Explore More. Miss Less.  ·  field-tested in a New Hampshire backyard

Ceymour Solar Trail Camera: Budget Friendly, Easy to Use Camera.

rayne

Are You Looking for a Budget-Friendly, Easy-to-Use Camera?
My Pick: the Ceymour 4K Solar Trail Cam

Ceymour 4K Solar trail camera

I own two of these, which should tell you most of what you need to know already. I picked up the first Ceymour 4K Solar almost on impulse, it was cheap, it had solar and WiFi, and I figured even if it turned out mediocre, I wasn’t out much money. After running it through backyard wildlife watching, deer scouting, and general property monitoring, I liked it enough to buy a second.

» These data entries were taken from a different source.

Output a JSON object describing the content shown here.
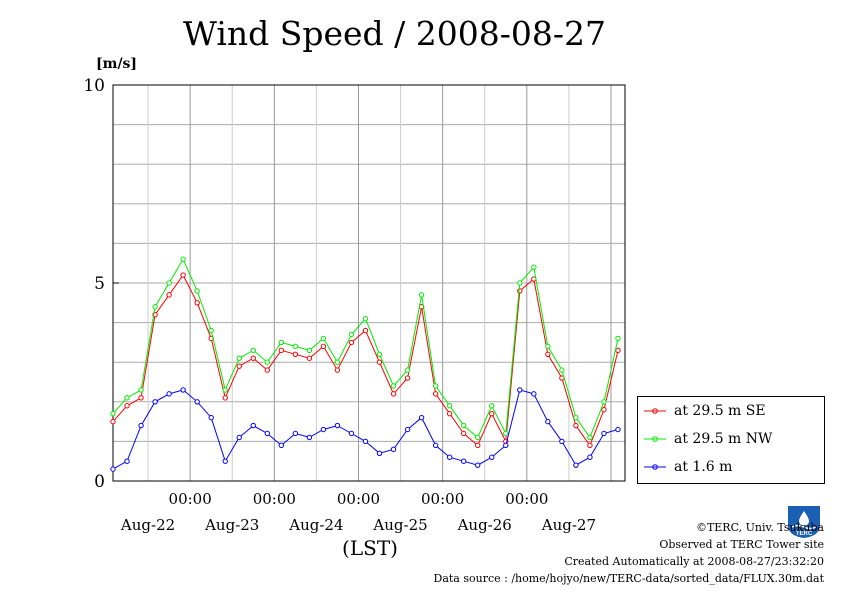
{
  "page": {
    "title": "Wind Speed / 2008-08-27",
    "unit": "[m/s]",
    "credits": [
      "©TERC, Univ. Tsukuba",
      "Observed at TERC Tower site",
      "Created Automatically at 2008-08-27/23:32:20",
      "Data source : /home/hojyo/new/TERC-data/sorted_data/FLUX.30m.dat"
    ],
    "logo_text": "TERC"
  },
  "chart_data": {
    "type": "line",
    "title": "Wind Speed / 2008-08-27",
    "ylabel": "[m/s]",
    "xlabel": "(LST)",
    "ylim": [
      0,
      10
    ],
    "yticks": [
      "0",
      "5",
      "10"
    ],
    "xlim_hours": [
      0,
      146
    ],
    "time_ticks": [
      "00:00",
      "00:00",
      "00:00",
      "00:00",
      "00:00"
    ],
    "date_labels": [
      "Aug-22",
      "Aug-23",
      "Aug-24",
      "Aug-25",
      "Aug-26",
      "Aug-27"
    ],
    "grid": true,
    "legend_position": "right",
    "x_hours": [
      0,
      4,
      8,
      12,
      16,
      20,
      24,
      28,
      32,
      36,
      40,
      44,
      48,
      52,
      56,
      60,
      64,
      68,
      72,
      76,
      80,
      84,
      88,
      92,
      96,
      100,
      104,
      108,
      112,
      116,
      120,
      124,
      128,
      132,
      136,
      140,
      144
    ],
    "series": [
      {
        "name": "at 29.5 m SE",
        "color": "#ff0000",
        "values": [
          1.5,
          1.9,
          2.1,
          4.2,
          4.7,
          5.2,
          4.5,
          3.6,
          2.1,
          2.9,
          3.1,
          2.8,
          3.3,
          3.2,
          3.1,
          3.4,
          2.8,
          3.5,
          3.8,
          3.0,
          2.2,
          2.6,
          4.4,
          2.2,
          1.7,
          1.2,
          0.9,
          1.7,
          1.0,
          4.8,
          5.1,
          3.2,
          2.6,
          1.4,
          0.9,
          1.8,
          3.3
        ]
      },
      {
        "name": "at 29.5 m NW",
        "color": "#00ee00",
        "values": [
          1.7,
          2.1,
          2.3,
          4.4,
          5.0,
          5.6,
          4.8,
          3.8,
          2.3,
          3.1,
          3.3,
          3.0,
          3.5,
          3.4,
          3.3,
          3.6,
          3.0,
          3.7,
          4.1,
          3.2,
          2.4,
          2.8,
          4.7,
          2.4,
          1.9,
          1.4,
          1.1,
          1.9,
          1.2,
          5.0,
          5.4,
          3.4,
          2.8,
          1.6,
          1.1,
          2.0,
          3.6
        ]
      },
      {
        "name": "at 1.6 m",
        "color": "#0000ff",
        "values": [
          0.3,
          0.5,
          1.4,
          2.0,
          2.2,
          2.3,
          2.0,
          1.6,
          0.5,
          1.1,
          1.4,
          1.2,
          0.9,
          1.2,
          1.1,
          1.3,
          1.4,
          1.2,
          1.0,
          0.7,
          0.8,
          1.3,
          1.6,
          0.9,
          0.6,
          0.5,
          0.4,
          0.6,
          0.9,
          2.3,
          2.2,
          1.5,
          1.0,
          0.4,
          0.6,
          1.2,
          1.3
        ]
      }
    ]
  }
}
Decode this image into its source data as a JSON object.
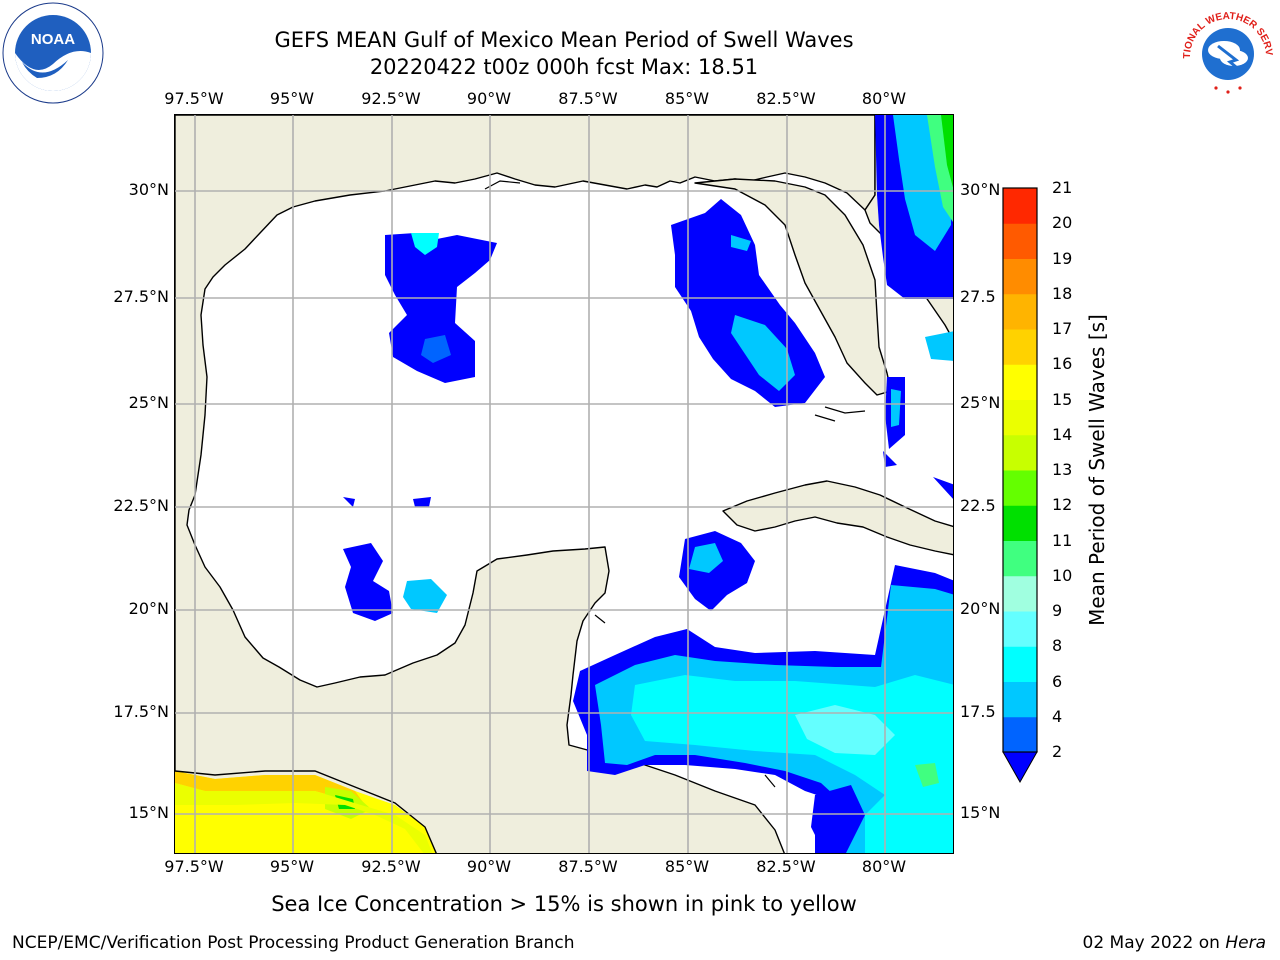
{
  "header": {
    "title_line1": "GEFS MEAN Gulf of Mexico Mean Period of Swell Waves",
    "title_line2": "20220422 t00z 000h fcst   Max: 18.51"
  },
  "axes": {
    "lon_labels": [
      "97.5°W",
      "95°W",
      "92.5°W",
      "90°W",
      "87.5°W",
      "85°W",
      "82.5°W",
      "80°W"
    ],
    "lat_labels_left": [
      "30°N",
      "27.5°N",
      "25°N",
      "22.5°N",
      "20°N",
      "17.5°N",
      "15°N"
    ],
    "lat_labels_right": [
      "30°N",
      "27.5",
      "25°N",
      "22.5",
      "20°N",
      "17.5",
      "15°N"
    ]
  },
  "colorbar": {
    "title": "Mean Period of Swell Waves [s]",
    "ticks": [
      "2",
      "4",
      "6",
      "8",
      "9",
      "10",
      "11",
      "12",
      "13",
      "14",
      "15",
      "16",
      "17",
      "18",
      "19",
      "20",
      "21"
    ],
    "colors": [
      "#0000ff",
      "#0064ff",
      "#00c8ff",
      "#00ffff",
      "#64ffff",
      "#a0ffe0",
      "#40ff80",
      "#00e000",
      "#64ff00",
      "#c8ff00",
      "#ebff00",
      "#ffff00",
      "#ffd200",
      "#ffb400",
      "#ff8c00",
      "#ff5a00",
      "#ff2800",
      "#ff0000"
    ],
    "extend_color": "#0000ff"
  },
  "map": {
    "land_color": "#efeedd",
    "ocean_color": "#ffffff",
    "grid_color": "#b0b0b0"
  },
  "caption": "Sea Ice Concentration > 15% is shown in pink to yellow",
  "footer": {
    "left": "NCEP/EMC/Verification Post Processing Product Generation Branch",
    "right_date": "02 May 2022 on ",
    "right_host": "Hera"
  },
  "logos": {
    "noaa_text": "NOAA",
    "nws_text": "NATIONAL WEATHER SERVICE"
  }
}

Care to see what you can expect?

Solar Power, Actually Set-It-and-Forget-It

The built-in solar panel and rechargeable battery are the whole reason I keep coming back to this camera. I’ve genuinely gone long stretches without thinking about batteries at all. It also takes backup AAs for a run of cloudy days, but I’ve rarely needed them, even monitoring a spot that’s a real hike to get to.

Image and Video Quality

It’s marketed at up to 60MP images and 4K video, and in real-world use, the quality is more than good enough for what I actually do with it: identifying deer, turkey, foxes, and whatever else wanders through the yard. It’s not going to out-resolve a premium camera twice the price, but I’ve never once looked at a photo and wished it were sharper.

Trigger Speed

Rated at 0.1 seconds with a 120-degree detection angle, and it holds up, I haven’t had it miss anything moving quickly through the frame the way some slower cameras have.

Built-In WiFi

I use the app constantly. Standing near the camera, I can preview footage, tweak settings, and pull photos without ever touching the SD card. It’s local-only, so you do need to be in range, but for how I use it, that’s never been a real limitation.

Is It Worth Buying?

For most people, yes. I don’t think everyone needs a $200–$400 trail camera to get started, this one covers most of what I actually want: solar power, solid day and night performance, WiFi, and a setup that took me about ten minutes. It won’t out-perform every premium camera on the market, but for backyard wildlife watching and casual scouting, it gives me nearly everything I need at a fraction of the cost. I liked it enough to buy a second one, and that’s about as honest an endorsement as I can give.